At the oral argument, the judge reserved more than an hour for himself to ask questions to the parties’ attorneys. Reportedly, most of the questions went to the government. Here are a few, as reported at the Twitter account of the Missouri AG:
The judge . . . asked Biden's lawyers if the First Amendment covered Americans' right to say that Biden is responsible for high gas prices and inflation. Their answer? It depends.
The judge questioned the feds on several hypotheticals, asking if the First Amendment applied. He asked if an American citizen questioning the safety or efficacy of masks or a vaccine was protected under the First Amendment. The feds' answer? "It COULD be" but often won’t be.
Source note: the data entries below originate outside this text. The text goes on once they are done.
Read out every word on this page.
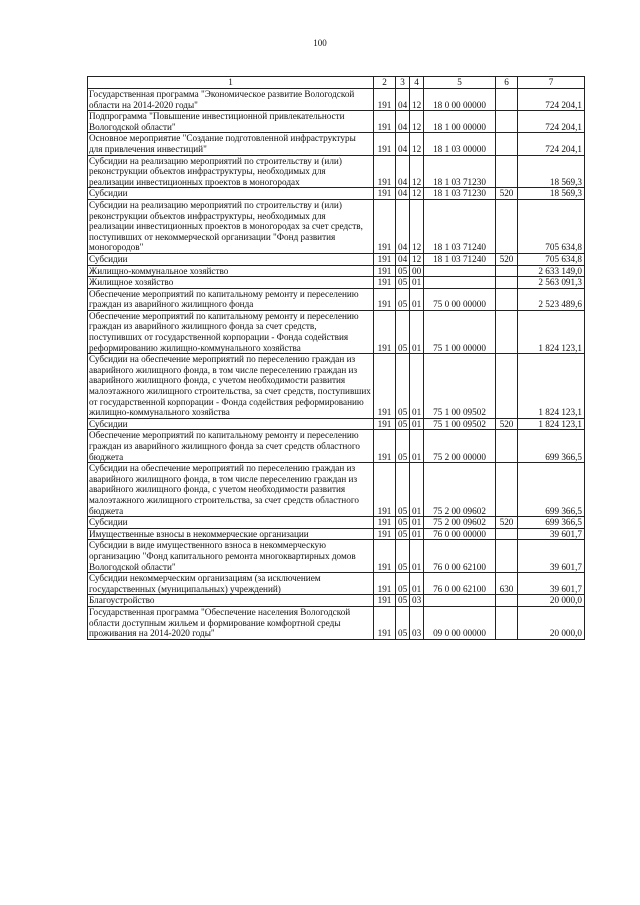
100
1	2	3	4	5	6	7
Государственная программа "Экономическое развитие Вологодской области на 2014-2020 годы"	191	04	12	18 0 00 00000		724 204,1
Подпрограмма "Повышение инвестиционной привлекательности Вологодской области"	191	04	12	18 1 00 00000		724 204,1
Основное мероприятие "Создание подготовленной инфраструктуры для привлечения инвестиций"	191	04	12	18 1 03 00000		724 204,1
Субсидии на реализацию мероприятий по строительству и (или) реконструкции объектов инфраструктуры, необходимых для реализации инвестиционных проектов в моногородах	191	04	12	18 1 03 71230		18 569,3
Субсидии	191	04	12	18 1 03 71230	520	18 569,3
Субсидии на реализацию мероприятий по строительству и (или) реконструкции объектов инфраструктуры, необходимых для реализации инвестиционных проектов в моногородах за счет средств, поступивших от некоммерческой организации "Фонд развития моногородов"	191	04	12	18 1 03 71240		705 634,8
Субсидии	191	04	12	18 1 03 71240	520	705 634,8
Жилищно-коммунальное хозяйство	191	05	00			2 633 149,0
Жилищное хозяйство	191	05	01			2 563 091,3
Обеспечение мероприятий по капитальному ремонту и переселению граждан из аварийного жилищного фонда	191	05	01	75 0 00 00000		2 523 489,6
Обеспечение мероприятий по капитальному ремонту и переселению граждан из аварийного жилищного фонда за счет средств, поступивших от государственной корпорации - Фонда содействия реформированию жилищно-коммунального хозяйства	191	05	01	75 1 00 00000		1 824 123,1
Субсидии на обеспечение мероприятий по переселению граждан из аварийного жилищного фонда, в том числе переселению граждан из аварийного жилищного фонда, с учетом необходимости развития малоэтажного жилищного строительства, за счет средств, поступивших от государственной корпорации - Фонда содействия реформированию жилищно-коммунального хозяйства	191	05	01	75 1 00 09502		1 824 123,1
Субсидии	191	05	01	75 1 00 09502	520	1 824 123,1
Обеспечение мероприятий по капитальному ремонту и переселению граждан из аварийного жилищного фонда за счет средств областного бюджета	191	05	01	75 2 00 00000		699 366,5
Субсидии на обеспечение мероприятий по переселению граждан из аварийного жилищного фонда, в том числе переселению граждан из аварийного жилищного фонда, с учетом необходимости развития малоэтажного жилищного строительства, за счет средств областного бюджета	191	05	01	75 2 00 09602		699 366,5
Субсидии	191	05	01	75 2 00 09602	520	699 366,5
Имущественные взносы в некоммерческие организации	191	05	01	76 0 00 00000		39 601,7
Субсидии в виде имущественного взноса в некоммерческую организацию "Фонд капитального ремонта многоквартирных домов Вологодской области"	191	05	01	76 0 00 62100		39 601,7
Субсидии некоммерческим организациям (за исключением государственных (муниципальных) учреждений)	191	05	01	76 0 00 62100	630	39 601,7
Благоустройство	191	05	03			20 000,0
Государственная программа "Обеспечение населения Вологодской области доступным жильем и формирование комфортной среды проживания на 2014-2020 годы"	191	05	03	09 0 00 00000		20 000,0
With regard to the Covid 19 information that was suppressed at the instance of the White House — things like the inefficacy of lockdowns and masks, the benefits of therapeutic drugs, and the dangers and side effects of vaccines — nearly all of it has proven to be true. The censorship regime is all about only letting one narrative see the light of day. Somehow, hundreds of people get involved in this, and they all are able to convince themselves that they are the good guys.
The judge reserved decision after the hearing, but from the reports on the proceedings, it would appear that a strong order will be issued shortly.